Essa lógica, de acordo com ele, impossibilita o equilíbrio entre vida social e a profissão que o indivíduo exerce. O relator também ressaltou que os trabalhadores de aplicativos e plataformas digitais são os mais impactados por essa realidade. No Brasil, esse contexto não é nem um pouco diferente, uma vez que cerca de 32 milhões de brasileiros atuam com autônomos, de modo informal, ou trabalham sem carteira assinada, em diversos setores privados.

Segundo o Instituto Brasileiro de Geografia e Estatística (IBGE), que trouxe esses dados no mês passado, os números revelam a dimensão da precarização do trabalho a nível nacional, além do enfrentamento ao subemprego e à informalidade. Fato que também se correlaciona ao quanto o brasileiro precisa se esforçar para garantir que haja comida dentro de casa. Este ano, por exemplo, uma pauta que ganhou força foi o fim da escala 6x1, na qual o indivíduo precisa cumprir uma jornada de seis dias trabalhados — tendo apenas uma folga por semana.

Para Carlos Manoel Rodrigues, professor de psicologia do Ceub, escalas como a 6x1 tendem a ser extremamente prejudiciais, pois impõem desgaste físico e mental sem tempo suficiente para recuperação. "A escala 4x3 (quatro dias de trabalho e três de folga) pode oferecer mais equilíbrio, desde que os dias de trabalho sejam organizados de forma a permitir pausas e respeitar os limites. Caso contrário, o risco de burnout permanece, pois não é apenas a escala que importa, mas
também o ritmo e a estrutura do trabalho", detalha.

Na visão do especialista, buscar ajuda profissional, como psicoterapia ou avaliação médica, é um passo importante. Paralelamente, é essencial repensar as rotinas e as condições de trabalho, criar espaços de descanso e garantir pausas adequadas.
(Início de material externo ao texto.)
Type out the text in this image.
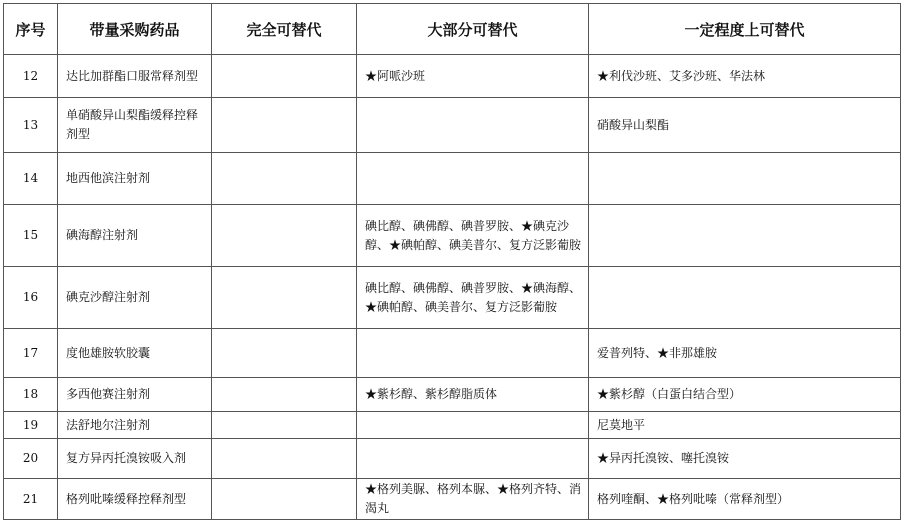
序号	带量采购药品	完全可替代	大部分可替代	一定程度上可替代
12	达比加群酯口服常释剂型		★阿哌沙班	★利伐沙班、艾多沙班、华法林
13	单硝酸异山梨酯缓释控释剂型			硝酸异山梨酯
14	地西他滨注射剂			
15	碘海醇注射剂		碘比醇、碘佛醇、碘普罗胺、★碘克沙醇、★碘帕醇、碘美普尔、复方泛影葡胺	
16	碘克沙醇注射剂		碘比醇、碘佛醇、碘普罗胺、★碘海醇、★碘帕醇、碘美普尔、复方泛影葡胺	
17	度他雄胺软胶囊			爱普列特、★非那雄胺
18	多西他赛注射剂		★紫杉醇、紫杉醇脂质体	★紫杉醇（白蛋白结合型）
19	法舒地尔注射剂			尼莫地平
20	复方异丙托溴铵吸入剂			★异丙托溴铵、噻托溴铵
21	格列吡嗪缓释控释剂型		★格列美脲、格列本脲、★格列齐特、消渴丸	格列喹酮、★格列吡嗪（常释剂型）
Práticas como atividade física e alimentação saudável também contribuem para a recuperação.

No limite da dor

O funcionário público Juliano (nome fictício), 31, sabe bem o que é precisar ficar distante para ficar bem, já foi afastado de suas funções duas vezes. Em 2023, passou seis meses fora; em 2024, foram necessários nove meses de recuperação. Tudo começou com o início do trabalho remoto, na pandemia. Com horário para entrar, Juliano não tinha hora para sair. A sensação era que estava sempre trabalhando, afinal, chegava a receber mensagens de gestores depois das 22h e antes das 7h. 

O diagnóstico veio em 2023, quando os distúrbios de sono atingiram o limite. Quando chegava o domingo, ele já não conseguia dormir com crises de ansiedade sabendo o que poderia esperá-lo durante a semana. Para conseguir descansar, sob orientação médica, começou a tomar uma medicação forte para dormir. Mesmo fazendo acompanhamento, as crises eram tantas que passou a tomar cada vez mais comprimidos, desenvolvendo um vício medicamentoso. 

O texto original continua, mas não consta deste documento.